PS: It could just be me, but I don't think Light gets enough sympathy, despite what he did. I hated him for a while, sure, but after watching all the variations of his death, I lost my animosity towards him. After all, is Light not just as much of a sentient being as everyone else? He was a good kid who lost his way…never to find it again.

26. Justice

"When I look upon the tombs of the great, every emotion of envy dies in me…When I see kings lying by those who deposed them, when I consider rival wits placed side by side, or the holy men that divided the world with their contests and disputes, I reflect with sorrow and astonishment on the little competitions, factions, and debates of mankind."

-Joseph Addison, Meditations in Westminster Abbey, 1672-1719

Son of a bitch, there he was standing by the door in that unceremonious way of his that only he could pull off, like he'd been standing there watching the whole time. One hand in his pocket, the other behind his back, his expression never unhappier. It was a wonder why he hadn't followed up with a "Boo!"

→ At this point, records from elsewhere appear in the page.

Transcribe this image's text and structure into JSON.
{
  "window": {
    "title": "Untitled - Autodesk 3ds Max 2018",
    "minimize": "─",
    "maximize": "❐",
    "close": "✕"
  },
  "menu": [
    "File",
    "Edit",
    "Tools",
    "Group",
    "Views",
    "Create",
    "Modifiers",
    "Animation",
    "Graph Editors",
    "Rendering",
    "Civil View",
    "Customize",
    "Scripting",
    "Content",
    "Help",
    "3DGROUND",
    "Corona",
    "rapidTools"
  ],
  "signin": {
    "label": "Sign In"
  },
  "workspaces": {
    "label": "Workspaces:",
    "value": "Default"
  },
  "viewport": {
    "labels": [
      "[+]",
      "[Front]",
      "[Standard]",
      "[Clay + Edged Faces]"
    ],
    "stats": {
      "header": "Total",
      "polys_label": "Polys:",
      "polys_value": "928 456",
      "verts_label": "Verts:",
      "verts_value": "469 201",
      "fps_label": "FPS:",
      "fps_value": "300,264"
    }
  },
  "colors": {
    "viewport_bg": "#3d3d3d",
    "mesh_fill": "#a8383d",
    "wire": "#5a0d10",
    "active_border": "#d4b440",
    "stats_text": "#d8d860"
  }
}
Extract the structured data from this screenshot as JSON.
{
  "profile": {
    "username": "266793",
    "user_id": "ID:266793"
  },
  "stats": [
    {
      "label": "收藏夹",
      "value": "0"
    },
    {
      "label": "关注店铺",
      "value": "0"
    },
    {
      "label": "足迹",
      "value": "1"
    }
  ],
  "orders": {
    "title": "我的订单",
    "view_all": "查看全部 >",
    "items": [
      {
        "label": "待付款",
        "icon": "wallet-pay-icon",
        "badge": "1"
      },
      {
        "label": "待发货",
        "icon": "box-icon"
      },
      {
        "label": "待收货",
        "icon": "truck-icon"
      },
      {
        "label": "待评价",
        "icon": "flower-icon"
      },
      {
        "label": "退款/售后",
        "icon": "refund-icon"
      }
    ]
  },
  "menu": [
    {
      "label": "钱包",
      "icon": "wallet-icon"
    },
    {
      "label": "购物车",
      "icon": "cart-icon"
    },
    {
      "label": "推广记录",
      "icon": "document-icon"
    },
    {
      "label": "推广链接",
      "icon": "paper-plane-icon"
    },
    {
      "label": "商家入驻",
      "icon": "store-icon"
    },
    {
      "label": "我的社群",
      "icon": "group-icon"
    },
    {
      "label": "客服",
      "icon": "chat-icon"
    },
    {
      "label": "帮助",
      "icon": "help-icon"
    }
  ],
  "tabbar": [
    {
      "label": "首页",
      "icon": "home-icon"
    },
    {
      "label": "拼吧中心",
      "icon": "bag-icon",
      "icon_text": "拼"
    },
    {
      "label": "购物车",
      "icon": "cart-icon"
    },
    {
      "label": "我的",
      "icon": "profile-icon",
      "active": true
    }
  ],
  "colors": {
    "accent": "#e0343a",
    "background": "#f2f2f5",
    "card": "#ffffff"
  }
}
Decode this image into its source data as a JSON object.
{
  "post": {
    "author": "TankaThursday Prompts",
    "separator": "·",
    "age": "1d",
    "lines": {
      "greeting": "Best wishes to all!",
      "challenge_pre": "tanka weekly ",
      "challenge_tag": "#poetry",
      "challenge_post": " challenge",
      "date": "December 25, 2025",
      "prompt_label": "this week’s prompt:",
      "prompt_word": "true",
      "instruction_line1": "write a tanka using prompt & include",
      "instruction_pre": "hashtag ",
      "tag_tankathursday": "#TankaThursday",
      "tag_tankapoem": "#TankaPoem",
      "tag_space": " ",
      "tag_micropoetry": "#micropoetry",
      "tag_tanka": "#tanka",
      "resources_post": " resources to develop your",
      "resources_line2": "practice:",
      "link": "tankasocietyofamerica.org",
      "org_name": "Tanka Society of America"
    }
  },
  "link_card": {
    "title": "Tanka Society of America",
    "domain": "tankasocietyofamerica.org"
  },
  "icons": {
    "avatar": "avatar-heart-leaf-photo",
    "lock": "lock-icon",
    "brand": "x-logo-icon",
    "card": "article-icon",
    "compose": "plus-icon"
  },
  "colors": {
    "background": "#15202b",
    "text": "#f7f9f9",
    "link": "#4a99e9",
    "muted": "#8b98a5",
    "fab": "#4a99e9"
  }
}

"I'm so sorry. Perhaps in another life we all could have been…real friends. Unfortunately, evil cannot be overlooked whether I know the people who commit the evil or not."

I couldn't remember ever seeing Light so wigged out before. His whole face seemed to swell like a puffer fish; I thought I could see the tendons in his neck tighten. He stared at L like he was looking at a phantom (in a way, I couldn't blame him. My sentiments, exactly).

"R—Ryuzaki," he whispered. "You're still…but…but how?"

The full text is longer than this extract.